Around that time, McGuire recalls being attracted to speechwriting. Michael Gerson, Matthew Scully and John McConnell were all big players in the world of speechwriting at the time.
“They were just doing things I thought were really impressive and interesting,” he said. “So I started asking around to see if anybody knew of opportunities in the Bush administration as a speechwriter.”
In January 2006, he accepted a position as a speechwriter for the Secretary of Housing and Urban Development.
“I did it long enough to be a credible applicant for another speechwriting job,” he said.
Nine months later, he learned that McConnell, the newly elected Senate minority leader, needed a speechwriter.
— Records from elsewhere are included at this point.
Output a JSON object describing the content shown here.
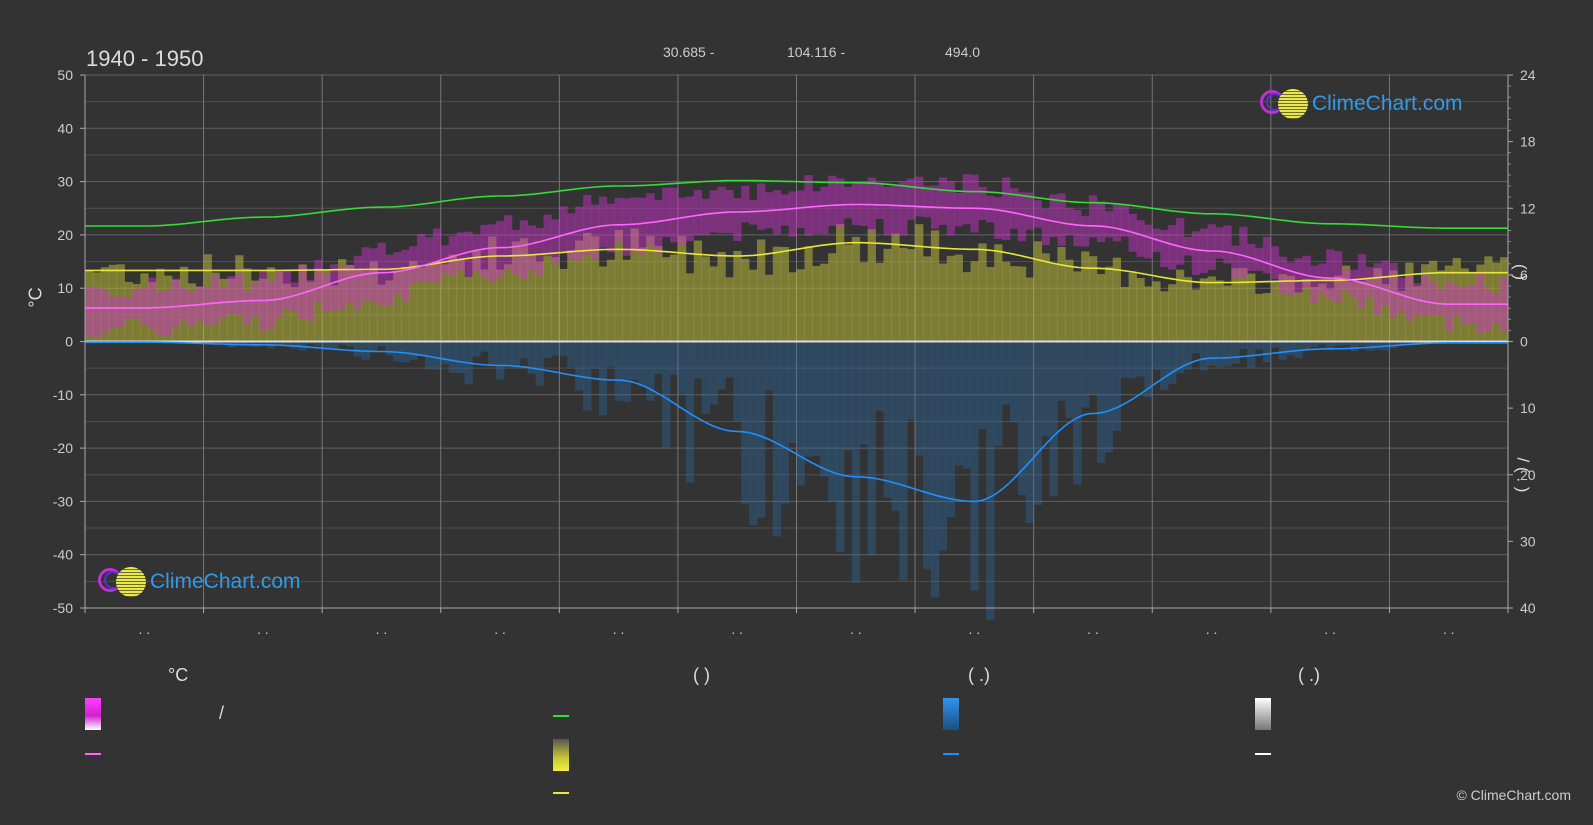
{
  "header": {
    "title": "1940 - 1950",
    "lat": "30.685 -",
    "lon": "104.116 -",
    "elevation": "494.0"
  },
  "brand": {
    "logo_text": "ClimeChart.com",
    "copyright": "© ClimeChart.com"
  },
  "axes": {
    "left_unit": "°C",
    "right_top_label": "(     )",
    "right_bottom_label": "/    (  .  )"
  },
  "legend": {
    "temp_header": "°C",
    "sun_header": "(          )",
    "rain_header": "(    .)",
    "snow_header": "(    .)",
    "slash": "/"
  },
  "colors": {
    "daylight": "#33dd33",
    "sunshine": "#e8e832",
    "temp_mean": "#ff66ff",
    "temp_band": "#e020e0",
    "precip": "#1e90ff",
    "snow": "#ffffff",
    "background": "#333333",
    "grid": "#666666",
    "brand_blue": "#2f9be9"
  },
  "chart_data": {
    "type": "line",
    "title": "1940 - 1950",
    "months": 12,
    "x_tick_labels": [
      ". .",
      ". .",
      ". .",
      ". .",
      ". .",
      ". .",
      ". .",
      ". .",
      ". .",
      ". .",
      ". .",
      ". ."
    ],
    "left_axis": {
      "label": "°C",
      "ylim": [
        -50,
        50
      ],
      "ticks": [
        50,
        40,
        30,
        20,
        10,
        0,
        -10,
        -20,
        -30,
        -40,
        -50
      ]
    },
    "right_axis_top": {
      "ylim": [
        0,
        24
      ],
      "ticks": [
        24,
        18,
        12,
        6,
        0
      ]
    },
    "right_axis_bottom": {
      "ylim": [
        0,
        40
      ],
      "ticks": [
        0,
        10,
        20,
        30,
        40
      ]
    },
    "series": [
      {
        "key": "daylight",
        "axis": "hours",
        "values": [
          10.4,
          11.2,
          12.1,
          13.1,
          14.0,
          14.5,
          14.3,
          13.5,
          12.5,
          11.5,
          10.6,
          10.2
        ]
      },
      {
        "key": "sunshine",
        "axis": "hours",
        "values": [
          6.4,
          6.4,
          6.5,
          7.7,
          8.3,
          7.7,
          8.9,
          8.3,
          6.6,
          5.3,
          5.5,
          6.2
        ]
      },
      {
        "key": "temp_mean",
        "axis": "celsius",
        "values": [
          6.3,
          7.7,
          12.9,
          17.6,
          21.9,
          24.3,
          25.7,
          25.0,
          21.7,
          17.0,
          11.9,
          7.0
        ]
      },
      {
        "key": "temp_max",
        "axis": "celsius",
        "values": [
          10.0,
          11.5,
          17.0,
          22.0,
          26.5,
          28.5,
          30.0,
          29.5,
          25.5,
          20.5,
          15.5,
          11.0
        ]
      },
      {
        "key": "temp_min",
        "axis": "celsius",
        "values": [
          2.5,
          4.0,
          8.5,
          13.0,
          17.5,
          20.5,
          22.0,
          21.5,
          18.5,
          14.0,
          8.5,
          3.5
        ]
      },
      {
        "key": "precip",
        "axis": "mm_per_day",
        "values": [
          0.1,
          0.5,
          1.5,
          3.6,
          5.8,
          13.5,
          20.3,
          24.0,
          10.8,
          2.5,
          1.1,
          0.2
        ]
      },
      {
        "key": "snow",
        "axis": "mm_per_day",
        "values": [
          0.0,
          0.0,
          0.0,
          0.0,
          0.0,
          0.0,
          0.0,
          0.0,
          0.0,
          0.0,
          0.0,
          0.0
        ]
      }
    ]
  }
}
He applied, got the job and has been with McConnell ever since.
McConnell, who four years ago famously declared it his goal to make Barack Obama a one-term president, has come to epitomize what the left calls Republican obstructionism. In a November 2013 profile of the now 72-year-old Kentucky senator, Politico described him as both obstruction-minded and the Democrats’ “most productive negotiating partner” — a guy who managed to cut 11th-hour bargains to raise the debt ceiling, reopen the government and avoid default.
Speechwriters write, and write convincingly. That was McGuire’s job. But how important was it for him to agree with McConnell on policy and politics? Not very, he said, even though he does.
“Everybody has to answer this for themselves, but for me, this has been an easy job in large part because there’s nothing that Sen. McConnell is doing in the Senate that I disagree with,” he said. “I’ve never had to be in a position where he and I disagreed about a particular policy. He may want to emphasize certain issues more than I would, but I work for him and am happy to write about things he wants me to write about. It’s just a nice bonus that we happen to be in agreement about things.”
His favorite speech to write was one that made his boss the odd man out in Congress. Last fall, McConnell delivered one of McGuire’s speeches on the Senate floor about his opposition to a resolution that would have authorized U.S. military action against Syria. Syrian President Bashar al-Assad was suspected of having used chemical weapons against his own citizens, and three of the four party leaders in Congress agreed to support Obama’s call for military intervention.
U.S. national security was not at risk, McConnell reasoned, and too many unanswered questions remained as to the country’s long-term strategy in Syria.
“Does Assad’s use of chemical weapons pose a threat to the national security interests of the United States? And the answer to that question is fairly obvious: Even the president himself says it doesn’t,” McConnell said on the Senate floor last September.
Syria was a challenging issue, McGuire said, and he needed to write a speech that would explain McConnell’s stance in a clear and compelling way.
“It was a very complicated situation,” he recalled, “and I think in the end we wrote a very thoughtful and serious, convincing speech.”
To reflect on his work doesn’t come naturally for McGuire.
“You rarely have time to sort of sit back and appreciate what you’ve done,” he said. “In eight years, this is the first time I’ve ever talked about myself with a reporter.”
Like most speechwriters, he toiled in intentional obscurity. As chief of staff, that obscurity is fading.
“It’s a professional honor to be asked to do this,” he said. “So I’m doing what it takes to make it work.”